Question

What products result from the addition of aqueous solutions of `Cu(NO_3)_2` and `(NH_4)_2S`?

Answer 1

Solid copper(II) sulfide and aqueous ammonium nitrate.

Explanation:

Copper(II) nitrate, `"Cu"("NO"_3)_2`, and ammonium sulfide, `("NH"_4)_2"S"`, are both soluble ionic compounds, which means that the dissociate completely in aqueous solution and exist as cations and anions

`"Cu"("NO"_3)_text(2(aq]) -> "Cu"_text((aq])^(2+) + 2"NO"_text(3(aq])^(-)`

`("NH"_4)_2"S"_text((aq]) -> 2"NH"_text(4(aq])^(+) + "S"_text((aq])^(2-)`

Now, when these two solutions are mixed, the copper(II) cations, `"Cu"^(2+)`, and the sulfide anions, `"S"^(2-)`, will react to form copper(II) sulfide, an insoluble solid that precipitates out of solution.

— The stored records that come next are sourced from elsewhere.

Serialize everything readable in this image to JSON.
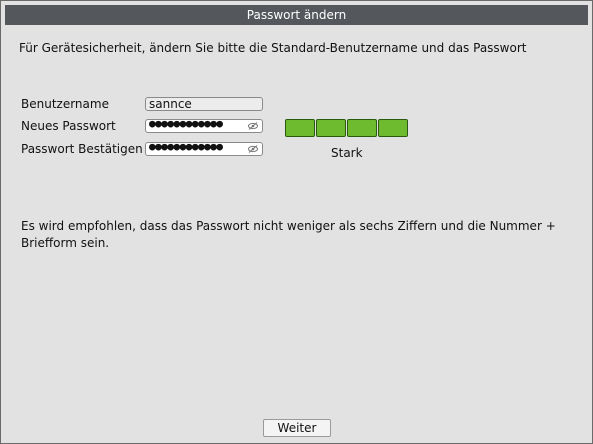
{
  "window": {
    "title": "Passwort ändern"
  },
  "intro_text": "Für Gerätesicherheit, ändern Sie bitte die Standard-Benutzername und das Passwort",
  "form": {
    "username_label": "Benutzername",
    "username_value": "sannce",
    "new_password_label": "Neues Passwort",
    "new_password_masked": "●●●●●●●●●●●●",
    "confirm_password_label": "Passwort Bestätigen",
    "confirm_password_masked": "●●●●●●●●●●●●"
  },
  "strength": {
    "segments_filled": 4,
    "segments_total": 4,
    "label": "Stark",
    "color": "#6fbb2f"
  },
  "note_text": "Es wird empfohlen, dass das Passwort nicht weniger als sechs Ziffern und die Nummer + Briefform sein.",
  "buttons": {
    "next_label": "Weiter"
  },
  "icons": {
    "password_visibility": "eye-hidden-icon"
  }
}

The other product of the reaction will be ammonium nitrate, `"NH"_4"NO"_3`, a soluble compound that will exist as cations and anions in solution.

This means that you can write

`"Cu"("NO"_3)_text(2(aq]) + ("NH"_4)_2"S"_text((aq]) -> "CuS"_text((s]) darr + 2"NH"_4"NO"_text(3(aq])`

The complete ionic equation will look like this

`"Cu"_text((aq])^(2+) + 2"NO"_text(3(aq])^(-) + 2"NH"_text(4(aq])^(+) + "S"_text((aq])^(2-) -> "CuS"_text((s]) darr + 2"NH"_text(4(aq])^(+) + 2"NO"_text(3(aq])^(-)`

Notice that some ions are present on both sides of the equation - these ions are called spectator ions.

Removing these ions will give you the net ionic equation

`"Cu"_text((aq])^(2+) + color(red)(cancel(color(black)(2"NO"_text(3(aq])^(-)))) + color(red)(cancel(color(black)(2"NH"_text(4(aq])^(+)))) + "S"_text((aq])^(2-) -> "CuS"_text((s]) darr + color(red)(cancel(color(black)(2"NH"_text(4(aq])^(+)))) + color(red)(cancel(color(black)(2"NO"_text(3(aq])^(-))))`

which looks like this

`"Cu"_text((aq])^(2+) + "S"_text((aq])^(2-) -> "CuS"_text((s]) darr`